The practical difference is time. Total return treats all your dollars the same – 60/40 stocks/bonds isn’t viewed as having a different time horizon than the S&P 500 – it’s judged on whether it performs better on a risk adjusted basis over all time horizons. LDI recognizes that different assets have fundamentally different time horizons and that expenses you need in two years and expenses you won’t touch for twenty years are fundamentally different liabilities that should be matched differently. Match short-term needs with stable, short-duration assets. Let long-term money take risk and compound. A portfolio that beats the market but fails to fund your retirement at the wrong moment isn’t a success. That’s the whole point.

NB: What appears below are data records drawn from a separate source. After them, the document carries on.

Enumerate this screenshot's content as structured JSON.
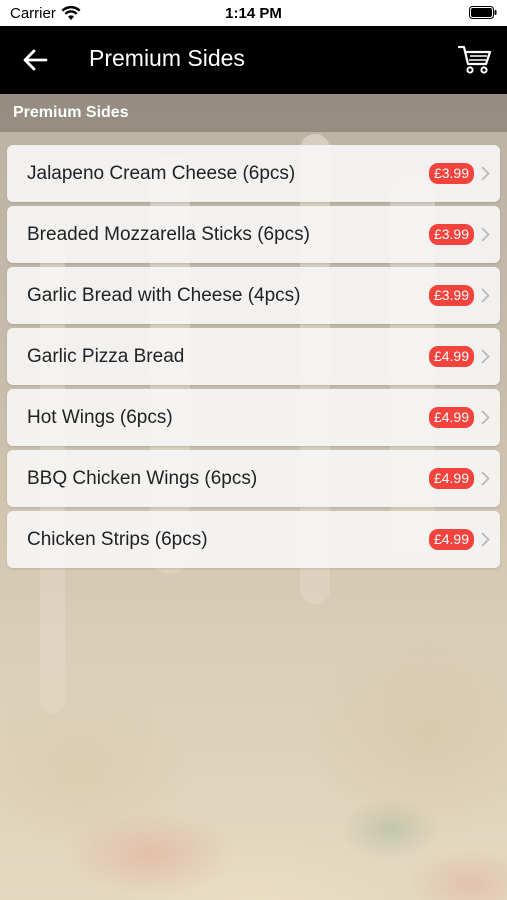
{
  "status_bar": {
    "carrier": "Carrier",
    "time": "1:14 PM"
  },
  "nav": {
    "title": "Premium Sides"
  },
  "section": {
    "header": "Premium Sides"
  },
  "items": [
    {
      "name": "Jalapeno Cream Cheese (6pcs)",
      "price": "£3.99"
    },
    {
      "name": "Breaded Mozzarella Sticks (6pcs)",
      "price": "£3.99"
    },
    {
      "name": "Garlic Bread with Cheese (4pcs)",
      "price": "£3.99"
    },
    {
      "name": "Garlic Pizza Bread",
      "price": "£4.99"
    },
    {
      "name": "Hot Wings (6pcs)",
      "price": "£4.99"
    },
    {
      "name": "BBQ Chicken Wings (6pcs)",
      "price": "£4.99"
    },
    {
      "name": "Chicken Strips (6pcs)",
      "price": "£4.99"
    }
  ],
  "colors": {
    "nav_bg": "#000000",
    "price_badge": "#f3433d",
    "text": "#222222"
  },
  "icons": {
    "back": "arrow-left-icon",
    "cart": "cart-icon",
    "row": "chevron-right-icon"
  }
}
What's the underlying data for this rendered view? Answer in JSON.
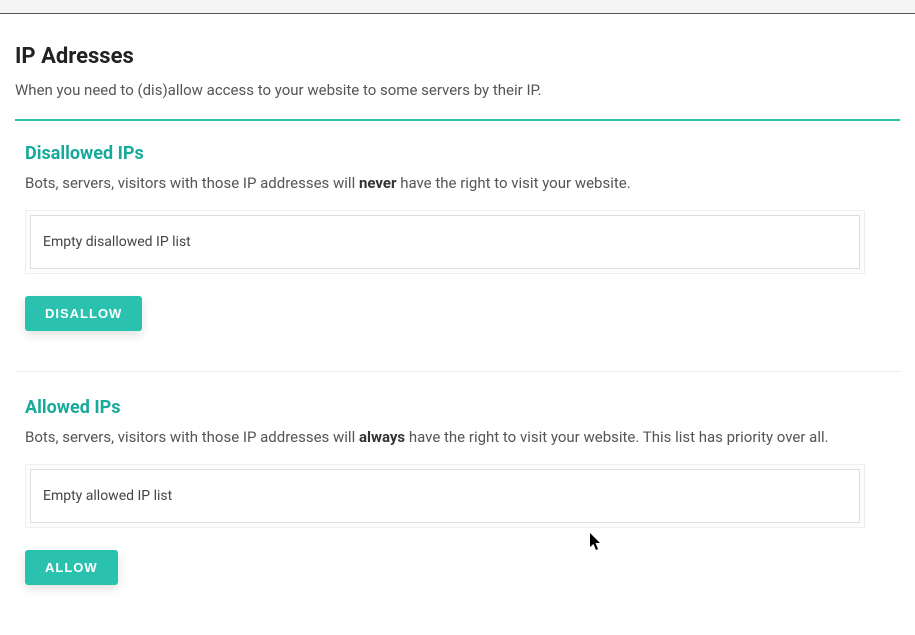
{
  "page": {
    "title": "IP Adresses",
    "subtitle": "When you need to (dis)allow access to your website to some servers by their IP."
  },
  "disallowed": {
    "title": "Disallowed IPs",
    "desc_pre": "Bots, servers, visitors with those IP addresses will ",
    "desc_strong": "never",
    "desc_post": " have the right to visit your website.",
    "list_empty": "Empty disallowed IP list",
    "button": "DISALLOW"
  },
  "allowed": {
    "title": "Allowed IPs",
    "desc_pre": "Bots, servers, visitors with those IP addresses will ",
    "desc_strong": "always",
    "desc_post": " have the right to visit your website. This list has priority over all.",
    "list_empty": "Empty allowed IP list",
    "button": "ALLOW"
  }
}
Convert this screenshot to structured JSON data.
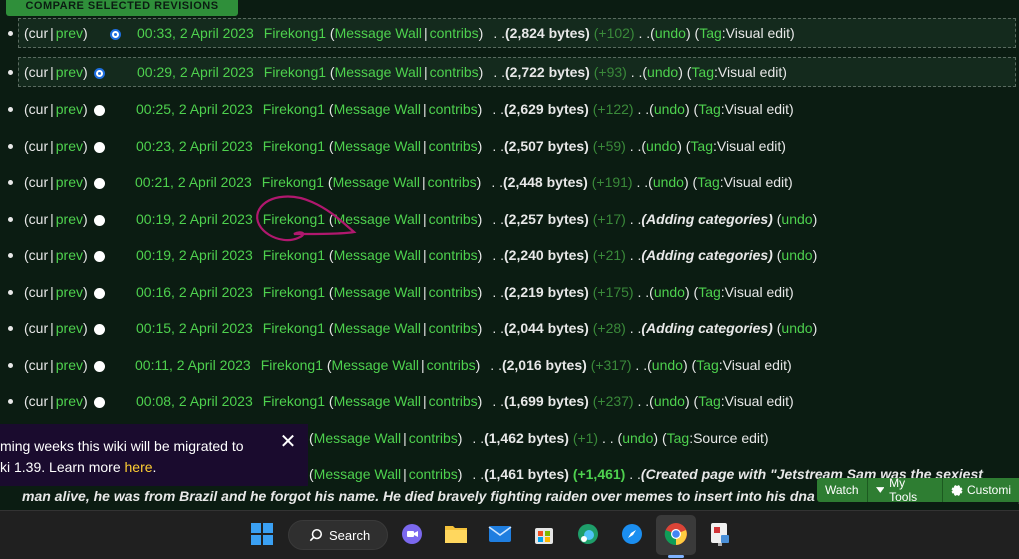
{
  "compare_button": "COMPARE SELECTED REVISIONS",
  "revisions": [
    {
      "cur": "cur",
      "prev": "prev",
      "radio": "on",
      "time": "00:33, 2 April 2023",
      "user": "Firekong1",
      "wall": "Message Wall",
      "contribs": "contribs",
      "bytes": "(2,824 bytes)",
      "diff": "(+102)",
      "summary": "",
      "undo": "undo",
      "tag_label": "Tag",
      "tag_value": "Visual edit",
      "selected": true
    },
    {
      "cur": "cur",
      "prev": "prev",
      "radio": "on",
      "time": "00:29, 2 April 2023",
      "user": "Firekong1",
      "wall": "Message Wall",
      "contribs": "contribs",
      "bytes": "(2,722 bytes)",
      "diff": "(+93)",
      "summary": "",
      "undo": "undo",
      "tag_label": "Tag",
      "tag_value": "Visual edit",
      "selected": true
    },
    {
      "cur": "cur",
      "prev": "prev",
      "radio": "off",
      "time": "00:25, 2 April 2023",
      "user": "Firekong1",
      "wall": "Message Wall",
      "contribs": "contribs",
      "bytes": "(2,629 bytes)",
      "diff": "(+122)",
      "summary": "",
      "undo": "undo",
      "tag_label": "Tag",
      "tag_value": "Visual edit",
      "selected": false
    },
    {
      "cur": "cur",
      "prev": "prev",
      "radio": "off",
      "time": "00:23, 2 April 2023",
      "user": "Firekong1",
      "wall": "Message Wall",
      "contribs": "contribs",
      "bytes": "(2,507 bytes)",
      "diff": "(+59)",
      "summary": "",
      "undo": "undo",
      "tag_label": "Tag",
      "tag_value": "Visual edit",
      "selected": false
    },
    {
      "cur": "cur",
      "prev": "prev",
      "radio": "off",
      "time": "00:21, 2 April 2023",
      "user": "Firekong1",
      "wall": "Message Wall",
      "contribs": "contribs",
      "bytes": "(2,448 bytes)",
      "diff": "(+191)",
      "summary": "",
      "undo": "undo",
      "tag_label": "Tag",
      "tag_value": "Visual edit",
      "selected": false
    },
    {
      "cur": "cur",
      "prev": "prev",
      "radio": "off",
      "time": "00:19, 2 April 2023",
      "user": "Firekong1",
      "wall": "Message Wall",
      "contribs": "contribs",
      "bytes": "(2,257 bytes)",
      "diff": "(+17)",
      "summary": "(Adding categories)",
      "undo": "undo",
      "tag_label": "",
      "tag_value": "",
      "selected": false
    },
    {
      "cur": "cur",
      "prev": "prev",
      "radio": "off",
      "time": "00:19, 2 April 2023",
      "user": "Firekong1",
      "wall": "Message Wall",
      "contribs": "contribs",
      "bytes": "(2,240 bytes)",
      "diff": "(+21)",
      "summary": "(Adding categories)",
      "undo": "undo",
      "tag_label": "",
      "tag_value": "",
      "selected": false
    },
    {
      "cur": "cur",
      "prev": "prev",
      "radio": "off",
      "time": "00:16, 2 April 2023",
      "user": "Firekong1",
      "wall": "Message Wall",
      "contribs": "contribs",
      "bytes": "(2,219 bytes)",
      "diff": "(+175)",
      "summary": "",
      "undo": "undo",
      "tag_label": "Tag",
      "tag_value": "Visual edit",
      "selected": false
    },
    {
      "cur": "cur",
      "prev": "prev",
      "radio": "off",
      "time": "00:15, 2 April 2023",
      "user": "Firekong1",
      "wall": "Message Wall",
      "contribs": "contribs",
      "bytes": "(2,044 bytes)",
      "diff": "(+28)",
      "summary": "(Adding categories)",
      "undo": "undo",
      "tag_label": "",
      "tag_value": "",
      "selected": false
    },
    {
      "cur": "cur",
      "prev": "prev",
      "radio": "off",
      "time": "00:11, 2 April 2023",
      "user": "Firekong1",
      "wall": "Message Wall",
      "contribs": "contribs",
      "bytes": "(2,016 bytes)",
      "diff": "(+317)",
      "summary": "",
      "undo": "undo",
      "tag_label": "Tag",
      "tag_value": "Visual edit",
      "selected": false
    },
    {
      "cur": "cur",
      "prev": "prev",
      "radio": "off",
      "time": "00:08, 2 April 2023",
      "user": "Firekong1",
      "wall": "Message Wall",
      "contribs": "contribs",
      "bytes": "(1,699 bytes)",
      "diff": "(+237)",
      "summary": "",
      "undo": "undo",
      "tag_label": "Tag",
      "tag_value": "Visual edit",
      "selected": false
    }
  ],
  "partial_rows": [
    {
      "wall": "Message Wall",
      "contribs": "contribs",
      "bytes": "(1,462 bytes)",
      "diff": "(+1)",
      "undo": "undo",
      "tag_label": "Tag",
      "tag_value": "Source edit"
    },
    {
      "wall": "Message Wall",
      "contribs": "contribs",
      "bytes": "(1,461 bytes)",
      "diff": "(+1,461)",
      "summary": "(Created page with \"Jetstream Sam was the sexiest"
    }
  ],
  "wrap_line": "man alive, he was from Brazil and he forgot his name. He died bravely fighting raiden over memes to insert into his dna and soul. There was blooshed,",
  "toast": {
    "line1": "ming weeks this wiki will be migrated to",
    "line2_prefix": "ki 1.39. Learn more ",
    "link": "here",
    "line2_suffix": ".",
    "close": "✕"
  },
  "toolbar": {
    "watch": "Watch",
    "my_tools": "My Tools",
    "customize": "Customi"
  },
  "taskbar": {
    "search_label": "Search"
  },
  "colors": {
    "link": "#4ed14e",
    "background": "#0b1c12",
    "accent_button": "#2f8f3a",
    "annotation": "#b0186e"
  }
}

The thing about most young people is they have incomes that operate as a synthetic bond allocation. That bond allocation is funding their expenses and savings. They can afford not to be time aware in their asset allocation because their job is doing that for them. So they can afford to lean into a total return approach much more so than a retiree can.

So, to answer the question – it depends on specifics, but in general I would argue that a Defined Duration strategy is better suited for people who are decumulating and spending down their portfolio in a time of retirement and uncertainty while a young person with a big synthetic bond allocation can lean into a total return approach much more aggressively.

Well, that’s all I’ve got for you this week. I hope you make it an amazing weekend. And as always, stay disciplined out there.